Libra, this is not a good time for thinking. Simply put, you are a total airhead this week. Do nothing financial. Do nothing mechanical. Let the world go on with its business while you make a fantastic punch:
- 3 cups Everclear
- 3 cups vodka
- 3 cups peach schnapps
- 1.5 cups Malibu
- 1 gallon Hawaiian Punch
This doesn’t have to be for you only. Go ahead—invite a couple of friends. One of them will give you a hickey.
Take care of yourself, Scorpio. You’ve been working like crazy, pursuing change in your life, but don’t forget about your health. Scorpios have a tendency to let their own intensity magnify until it explodes. Try yoga or, if you think that’s totally lame, a fruity drink. Fruity drinks make people feel relaxed. Think Bacardi white rum and White Curacao and…I don’t know, fruit of some kind.
Sagittarius, you’re zeroing in on some bigtime work success, but you mustn’t force things. Sometimes it’s better not to try. This is as true of flirtations as it is the office. If you try too hard romantically, you might get arrested again. Keep your flask full of apple brandy and Cointreau; it’ll mellow you out.

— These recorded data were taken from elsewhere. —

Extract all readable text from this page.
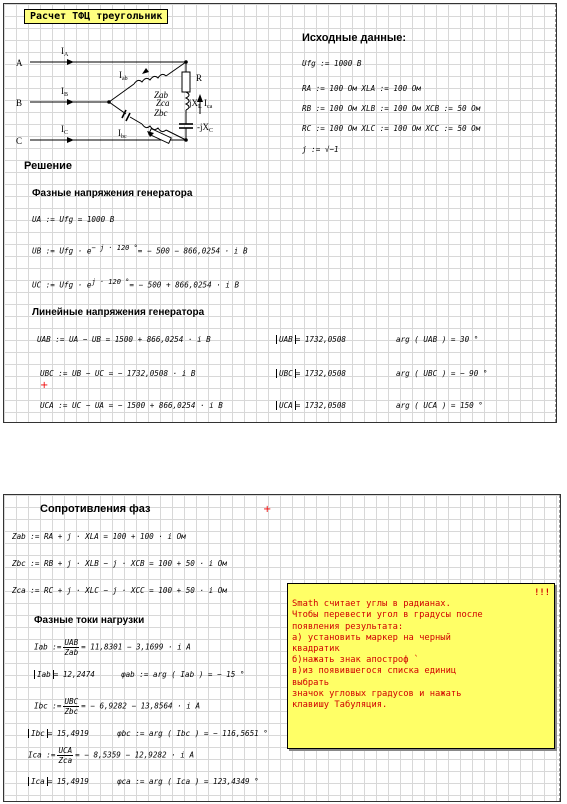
Расчет ТФЦ треугольник
A
B
C
$I_A$
$I_B$
$I_C$
$I_{ab}$
Zab
Zbc
Zca
$I_{bc}$
R
$jX_L$ $I_{ca}$
$-jX_C$
Исходные данные:
Ufg := 1000 В
RA := 100 Ом XLA := 100 Ом
RB := 100 Ом XLB := 100 Ом XCB := 50 Ом
RC := 100 Ом XLC := 100 Ом XCC := 50 Ом
j := √−1
Решение
Фазные напряжения генератора
UA := Ufg = 1000 В
UB := Ufg · $e^{- j \cdot 120 ^\circ}= - 500 - 866,0254 \cdot i$ В
UC := Ufg · $e^{j \cdot 120 ^\circ}= - 500 + 866,0254 \cdot i$ В
Линейные напряжения генератора
UAB := UA − UB = 1500 + 866,0254 · i В	UAB = 1732,0508	arg ( UAB ) = 30 °
UBC := UB − UC = − 1732,0508 · i В	UBC = 1732,0508	arg ( UBC ) = − 90 °
+
UCA := UC − UA = − 1500 + 866,0254 · i В	UCA = 1732,0508	arg ( UCA ) = 150 °
Сопротивления фаз	+
Zab := RA + j · XLA = 100 + 100 · i Ом
Zbc := RB + j · XLB − j · XCB = 100 + 50 · i Ом
Zca := RC + j · XLC − j · XCC = 100 + 50 · i Ом
Фазные токи нагрузки
Iab := $\frac{\text{UAB}}{\text{Zab}} = 11,8301 - 3,1699 \cdot i$ А
Iab = 12,2474	φab := arg ( Iab ) = − 15 °
Ibc := $\frac{\text{UBC}}{\text{Zbc}}$ = − 6,9282 − 13,8564 · i А
Ibc = 15,4919	φbc := arg ( Ibc ) = − 116,5651 °
Ica := $\frac{\text{UCA}}{\text{Zca}}$ = − 8,5359 − 12,9282 · i А
Ica = 15,4919	φca := arg ( Ica ) = 123,4349 °
!!!
Smath считает углы в радианах.
Чтобы перевести угол в градусы после
появления результата:
а) установить маркер на черный
квадратик
б)нажать знак апостроф `
в)из появившегося списка единиц
выбрать
значок угловых градусов и нажать
клавишу Табуляция.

It’s all about love this week, Capricorn, even if you’re more focused on the romantic aspect than the getting with. Opportunities present from all sides, producing the same sort of paralysis that comes over shoppers in the vodka aisle. So much selection, so little time. So close your eyes and pick one! Do it! That takes care of the vodka side of it. Now choose a person to share it with.
Aquarius, you need to keep up with laundry, showers, and personal hygiene. That smell on you isn’t “musk.” Don’t be fooled into thinking vodka has no odor. It may not, but you marinated in vodka are quite another matter. Vodka is awesome, though. If you stroll through the vodka aisle you may meet a Capricorn who’s into sharing.
Pisces, your stars are increasingly significant now through November. You feel a strong influence to change your life profoundly. You may move, perhaps even out of jail. You may find a new job or even, simply, a job. Whatever you do, follow your passion. Live large and skip the Bud. You deserve some Mozart chocolate liqueur.